Almost all of the Go tokens are identified in a similar fashion, I’ll leave the details as an exercise to the reader, as the lexer is one of the easiest components in the compilation process.

The Parser

The parser is (in a very simple terms) a software component that given a source file constructs an AST (Abstract Syntax Tree) from it, which itself is composed of nodes that have a semantic relationship between them according to the language definition.

The Go compiler defines its list of nodes

Every node should adhere to the Node interface, which stats that every Node should be able to give it’s position in the source, and to accomplish this, the compiler authors performed a very neat trick of creating a dummy struct that implements the Node interface and added it as an embedded field to all of the other node definitions, this way, they didn’t have to implement the same thing over and over again for every node (neat).

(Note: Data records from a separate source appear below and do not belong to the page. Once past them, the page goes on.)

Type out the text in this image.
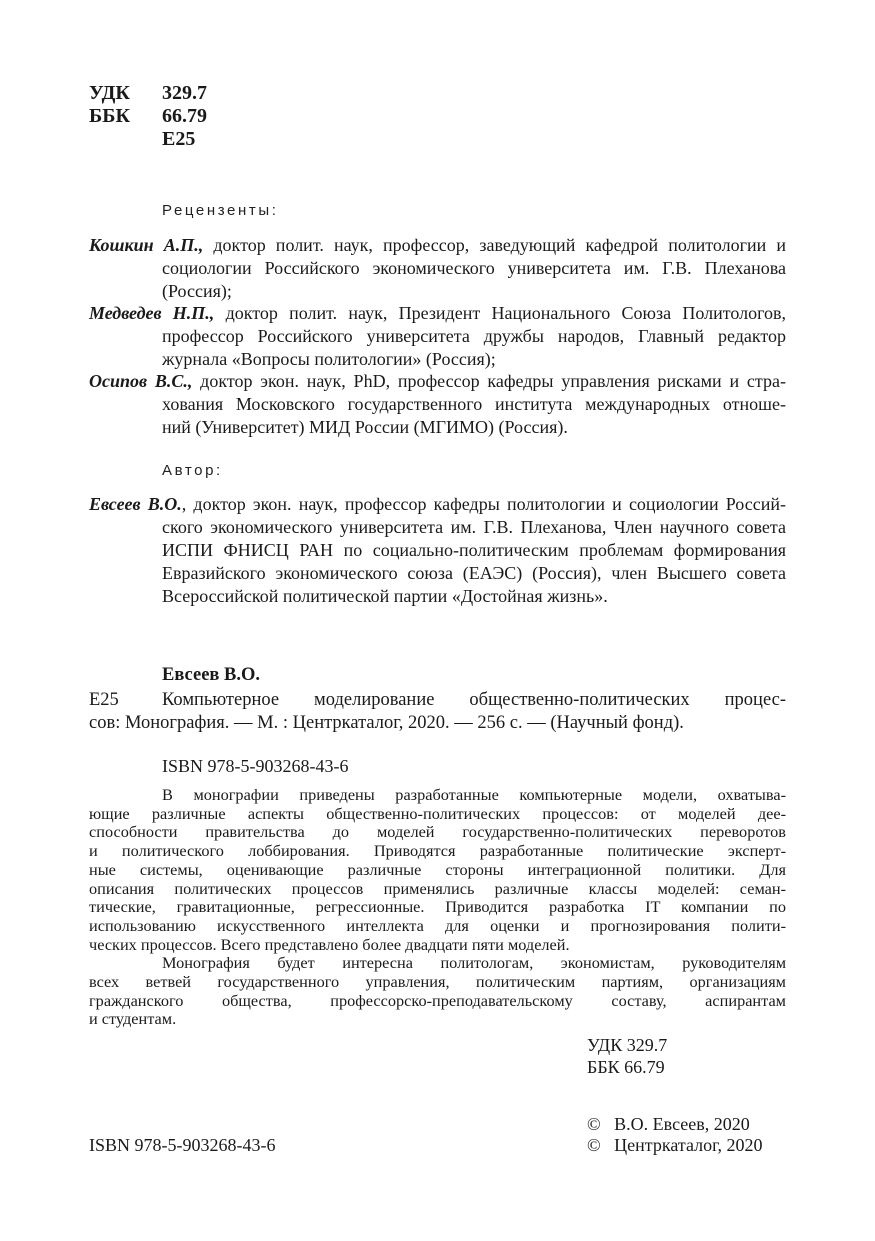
УДК	329.7
ББК	66.79
Е25
Рецензенты:
Кошкин А.П., доктор полит. наук, профессор, заведующий кафедрой политологии и
социологии Российского экономического университета им. Г.В. Плеханова
(Россия);
Медведев Н.П., доктор полит. наук, Президент Национального Союза Политологов,
профессор Российского университета дружбы народов, Главный редактор
журнала «Вопросы политологии» (Россия);
Осипов В.С., доктор экон. наук, PhD, профессор кафедры управления рисками и стра-
хования Московского государственного института международных отноше-
ний (Университет) МИД России (МГИМО) (Россия).
Автор:
Евсеев В.О., доктор экон. наук, профессор кафедры политологии и социологии Россий-
ского экономического университета им. Г.В. Плеханова, Член научного совета
ИСПИ ФНИСЦ РАН по социально-политическим проблемам формирования
Евразийского экономического союза (ЕАЭС) (Россия), член Высшего совета
Всероссийской политической партии «Достойная жизнь».
Евсеев В.О.
Е25	Компьютерное моделирование общественно-политических процес-
сов: Монография. — М. : Центркаталог, 2020. — 256 с. — (Научный фонд).
ISBN 978-5-903268-43-6
В монографии приведены разработанные компьютерные модели, охватыва-
ющие различные аспекты общественно-политических процессов: от моделей дее-
способности правительства до моделей государственно-политических переворотов
и политического лоббирования. Приводятся разработанные политические эксперт-
ные системы, оценивающие различные стороны интеграционной политики. Для
описания политических процессов применялись различные классы моделей: семан-
тические, гравитационные, регрессионные. Приводится разработка IT компании по
использованию искусственного интеллекта для оценки и прогнозирования полити-
ческих процессов. Всего представлено более двадцати пяти моделей.
Монография будет интересна политологам, экономистам, руководителям
всех ветвей государственного управления, политическим партиям, организациям
гражданского общества, профессорско-преподавательскому составу, аспирантам
и студентам.
УДК 329.7
ББК 66.79
ISBN 978-5-903268-43-6
©   В.О. Евсеев, 2020
©   Центркаталог, 2020
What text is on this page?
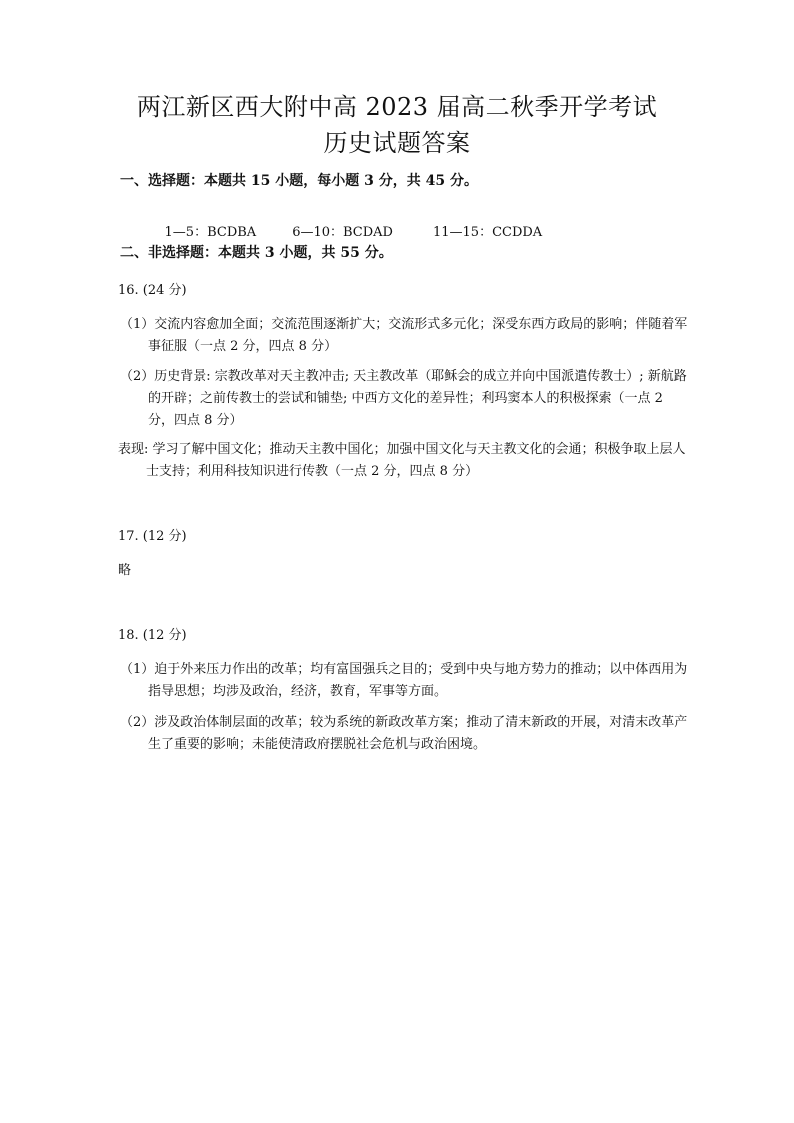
两江新区西大附中高 2023 届高二秋季开学考试
历史试题答案
一、选择题：本题共 15 小题，每小题 3 分，共 45 分。

1—5：BCDBA	6—10：BCDAD	11—15：CCDDA

二、非选择题：本题共 3 小题，共 55 分。
16. (24 分)
（1）交流内容愈加全面；交流范围逐渐扩大；交流形式多元化；深受东西方政局的影响；伴随着军事征服（一点 2 分，四点 8 分）
（2）历史背景: 宗教改革对天主教冲击; 天主教改革（耶稣会的成立并向中国派遣传教士）; 新航路的开辟；之前传教士的尝试和铺垫; 中西方文化的差异性；利玛窦本人的积极探索（一点 2 分，四点 8 分）
表现: 学习了解中国文化；推动天主教中国化；加强中国文化与天主教文化的会通；积极争取上层人士支持；利用科技知识进行传教（一点 2 分，四点 8 分）
17. (12 分)
略
18. (12 分)
（1）迫于外来压力作出的改革；均有富国强兵之目的；受到中央与地方势力的推动；以中体西用为指导思想；均涉及政治，经济，教育，军事等方面。
（2）涉及政治体制层面的改革；较为系统的新政改革方案；推动了清末新政的开展，对清末改革产生了重要的影响；未能使清政府摆脱社会危机与政治困境。
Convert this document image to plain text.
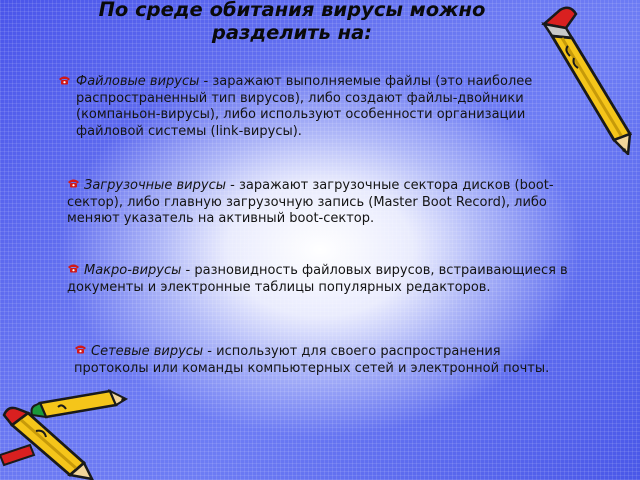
По среде обитания вирусы можно
разделить на:
Файловые вирусы - заражают выполняемые файлы (это наиболее распространенный тип вирусов), либо создают файлы-двойники (компаньон-вирусы), либо используют особенности организации файловой системы (link-вирусы).
Загрузочные вирусы - заражают загрузочные сектора дисков (boot-сектор), либо главную загрузочную запись (Master Boot Record), либо меняют указатель на активный boot-сектор.
Макро-вирусы - разновидность файловых вирусов, встраивающиеся в документы и электронные таблицы популярных редакторов.
Сетевые вирусы - используют для своего распространения протоколы или команды компьютерных сетей и электронной почты.
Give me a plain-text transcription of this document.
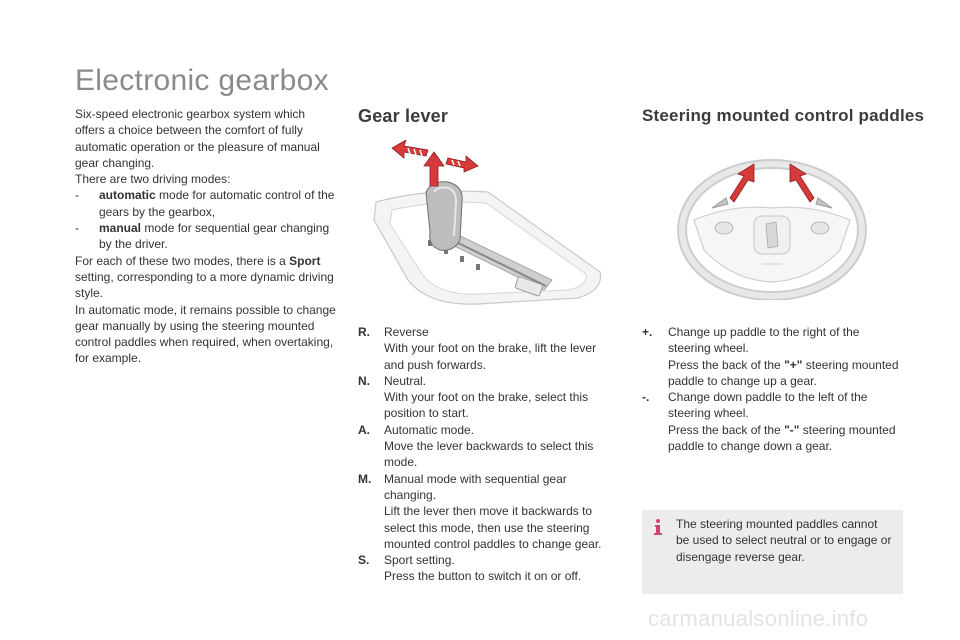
Electronic gearbox

Six-speed electronic gearbox system which offers a choice between the comfort of fully automatic operation or the pleasure of manual gear changing.

There are two driving modes:

-	automatic mode for automatic control of the gears by the gearbox,
-	manual mode for sequential gear changing by the driver.

For each of these two modes, there is a Sport setting, corresponding to a more dynamic driving style.

In automatic mode, it remains possible to change gear manually by using the steering mounted control paddles when required, when overtaking, for example.

Gear lever	Steering mounted control paddles
R.	Reverse
With your foot on the brake, lift the lever and push forwards.
N.	Neutral.
With your foot on the brake, select this position to start.
A.	Automatic mode.
Move the lever backwards to select this mode.
M.	Manual mode with sequential gear changing.
Lift the lever then move it backwards to select this mode, then use the steering mounted control paddles to change gear.
S.	Sport setting.
Press the button to switch it on or off.
+.	Change up paddle to the right of the steering wheel.
Press the back of the "+" steering mounted paddle to change up a gear.
-.	Change down paddle to the left of the steering wheel.
Press the back of the "-" steering mounted paddle to change down a gear.
The steering mounted paddles cannot be used to select neutral or to engage or disengage reverse gear.
carmanualsonline.info
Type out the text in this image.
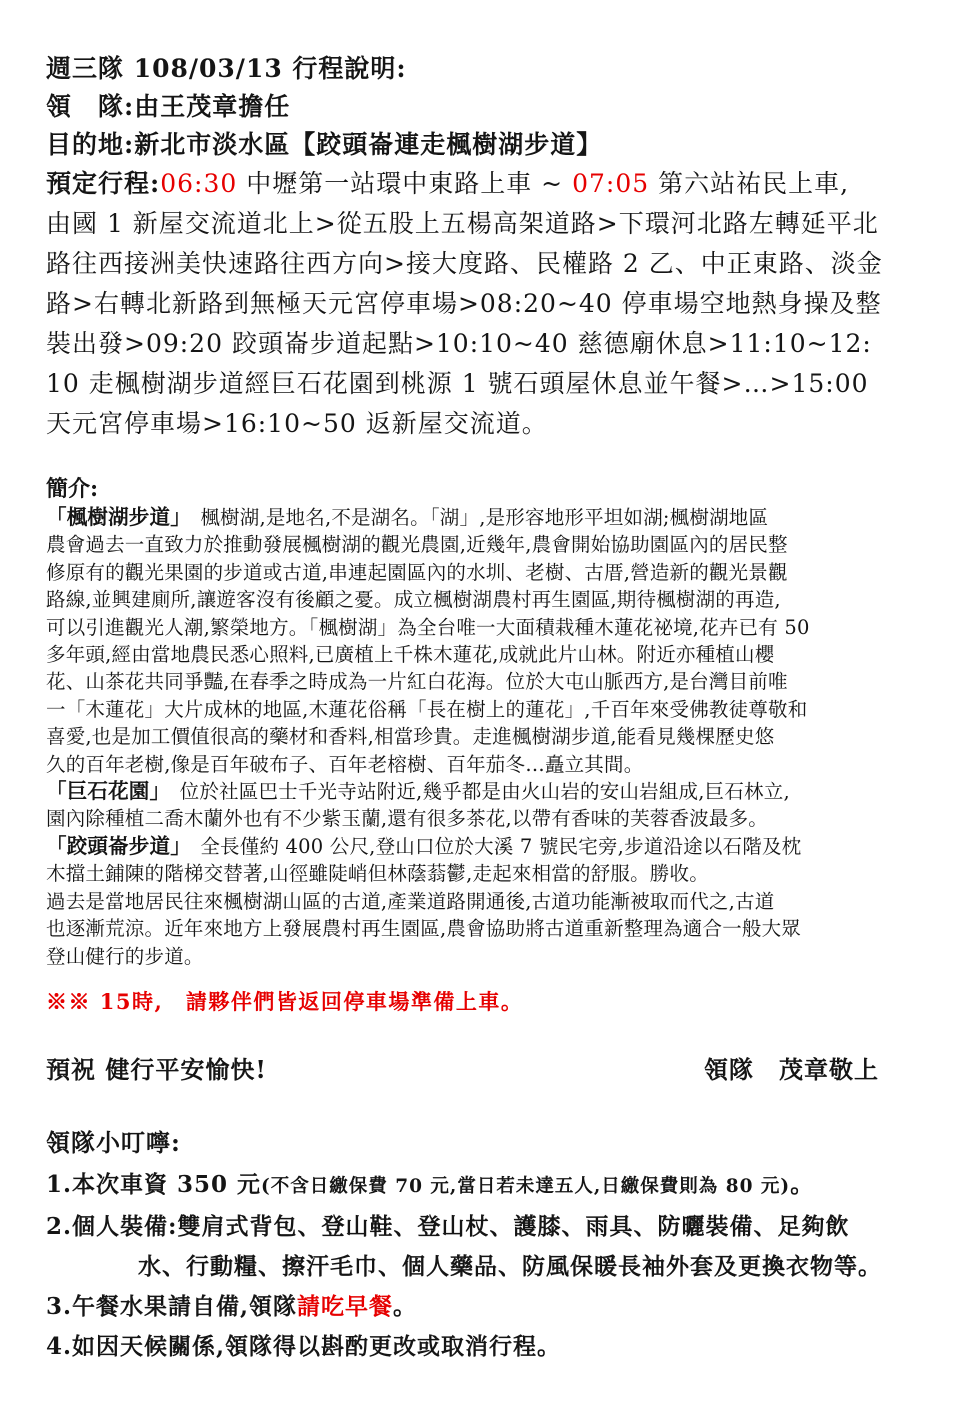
週三隊 108/03/13 行程說明:
領　隊:由王茂章擔任
目的地:新北市淡水區【跤頭崙連走楓樹湖步道】
預定行程:06:30 中壢第一站環中東路上車 ~ 07:05 第六站祐民上車,
由國 1 新屋交流道北上>從五股上五楊高架道路>下環河北路左轉延平北
路往西接洲美快速路往西方向>接大度路、民權路 2 乙、中正東路、淡金
路>右轉北新路到無極天元宮停車場>08:20~40 停車場空地熱身操及整
裝出發>09:20 跤頭崙步道起點>10:10~40 慈德廟休息>11:10~12:
10 走楓樹湖步道經巨石花園到桃源 1 號石頭屋休息並午餐>…>15:00
天元宮停車場>16:10~50 返新屋交流道。
簡介:
「楓樹湖步道」　楓樹湖,是地名,不是湖名。「湖」,是形容地形平坦如湖;楓樹湖地區
農會過去一直致力於推動發展楓樹湖的觀光農園,近幾年,農會開始協助園區內的居民整
修原有的觀光果園的步道或古道,串連起園區內的水圳、老樹、古厝,營造新的觀光景觀
路線,並興建廁所,讓遊客沒有後顧之憂。成立楓樹湖農村再生園區,期待楓樹湖的再造,
可以引進觀光人潮,繁榮地方。「楓樹湖」為全台唯一大面積栽種木蓮花祕境,花卉已有 50
多年頭,經由當地農民悉心照料,已廣植上千株木蓮花,成就此片山林。附近亦種植山櫻
花、山茶花共同爭豔,在春季之時成為一片紅白花海。位於大屯山脈西方,是台灣目前唯
一「木蓮花」大片成林的地區,木蓮花俗稱「長在樹上的蓮花」,千百年來受佛教徒尊敬和
喜愛,也是加工價值很高的藥材和香料,相當珍貴。走進楓樹湖步道,能看見幾棵歷史悠
久的百年老樹,像是百年破布子、百年老榕樹、百年茄冬…矗立其間。
「巨石花園」　位於社區巴士千光寺站附近,幾乎都是由火山岩的安山岩組成,巨石林立,
園內除種植二喬木蘭外也有不少紫玉蘭,還有很多茶花,以帶有香味的芙蓉香波最多。
「跤頭崙步道」　全長僅約 400 公尺,登山口位於大溪 7 號民宅旁,步道沿途以石階及枕
木擋土鋪陳的階梯交替著,山徑雖陡峭但林蔭蓊鬱,走起來相當的舒服。勝收。
過去是當地居民往來楓樹湖山區的古道,產業道路開通後,古道功能漸被取而代之,古道
也逐漸荒涼。近年來地方上發展農村再生園區,農會協助將古道重新整理為適合一般大眾
登山健行的步道。
※※ 15時,　請夥伴們皆返回停車場準備上車。
預祝 健行平安愉快!	領隊　茂章敬上
領隊小叮嚀:
1.本次車資 350 元(不含日繳保費 70 元,當日若未達五人,日繳保費則為 80 元)。
2.個人裝備:雙肩式背包、登山鞋、登山杖、護膝、雨具、防曬裝備、足夠飲
水、行動糧、擦汗毛巾、個人藥品、防風保暖長袖外套及更換衣物等。
3.午餐水果請自備,領隊請吃早餐。
4.如因天候關係,領隊得以斟酌更改或取消行程。
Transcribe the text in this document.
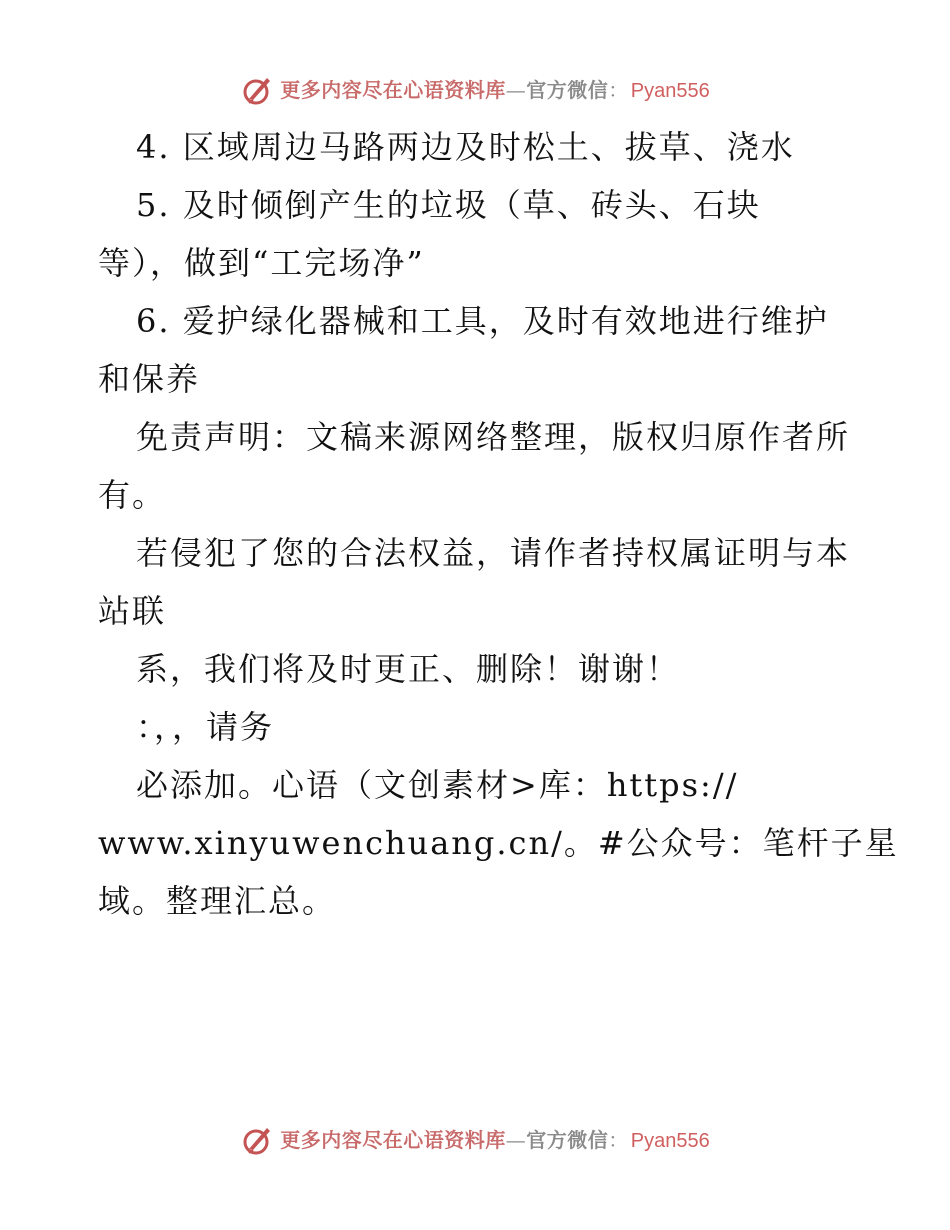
更多内容尽在心语资料库 — 官方微信 ： Pyan556
4. 区域周边马路两边及时松土、拔草、浇水
5. 及时倾倒产生的垃圾（草、砖头、石块
等），做到“工完场净”
6. 爱护绿化器械和工具，及时有效地进行维护
和保养
免责声明：文稿来源网络整理，版权归原作者所
有。
若侵犯了您的合法权益，请作者持权属证明与本
站联
系，我们将及时更正、删除！谢谢！
：，，请务
必添加。心语（文创素材>库：https://
www.xinyuwenchuang.cn/。#公众号：笔杆子星
域。整理汇总。
更多内容尽在心语资料库 — 官方微信 ： Pyan556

This trick is used in the same way to mark nodes that are Declarations and those that are Expressions. The linked Go file has all of the node definitions, please take a look (it is very well documented) before continuing.

The parser uses the lexer to produce tokens from the given source file, the parsing loop is fairly simple as shown below:

for p.tok != _EOF {
  switch p.tok {
  case _Const:
    p.next()
    f.DeclList = p.appendGroup(f.DeclList, p.constDecl)

  case _Type:
    p.next()
    f.DeclList = p.appendGroup(f.DeclList, p.typeDecl)

  case _Var:
    p.next()
    f.DeclList = p.appendGroup(f.DeclList, p.varDecl)

  case _Func:
    p.next()
    if d := p.funcDeclOrNil(); d != nil {
      f.DeclList = append(f.DeclList, d)
    }
    // ...
  }
}
 // ...
return f

Parsing a file is as simple as taking the first token of each new top level statement and deciding how to parse that and add it to the children of the current root node (i.e the file).

The design of the parser itself is based of having for each non-terminal rule a corresponding function that handles parsing that rule specifically, as an example if we take the ConstDecl declaration node, it has a corresponding parsing function in the parser constDecl, you can expect similar things for other declarations/expressions as well.

For a better understanding of parsing top level declarations lets walk through an example, the var declaration.

The Go language allows to declare top level variables using the var keyword, if you are reading this and never seen Golang code before, it looks something like this:

var a = 10              // simple declaration
var b int               // simple declaration with a type
var c, d int            // two variable declaration
var e, f int = 10, 12   // two variable declarations with value and types 

To parse this declaration, the parser uses the varDecl function:

func (p *parser) varDecl(group *Group) Decl {
  // ...

	d := new(VarDecl)
	d.pos = p.pos()
	d.Group = group
	d.Pragma = p.takePragma()

	d.NameList = p.nameList(p.name())
	if p.gotAssign() {
		d.Values = p.exprList()
	} else {
		d.Type = p.type_()
		if p.gotAssign() {
			d.Values = p.exprList()
		}
	}
	return d
}

So we start by creating a VarDecl node since this is what we expect to return after this function invocation, we initialize it with some metadata from the parser such as the current position, the Group etc …

We start by parsing a nameList which takes care of the comma-separated names on the left side of the declaration and from there it’s one of two things: we have a = character which means its an initialization with values and we set the values as parsed expression list, or we have a type declaration before and we parse that before trying to parse the actual values of the variables.

Note about AST nodes

The AST nodes defined by the compiler are not the same ones defined in the ast module that is used by go tools like gofmt.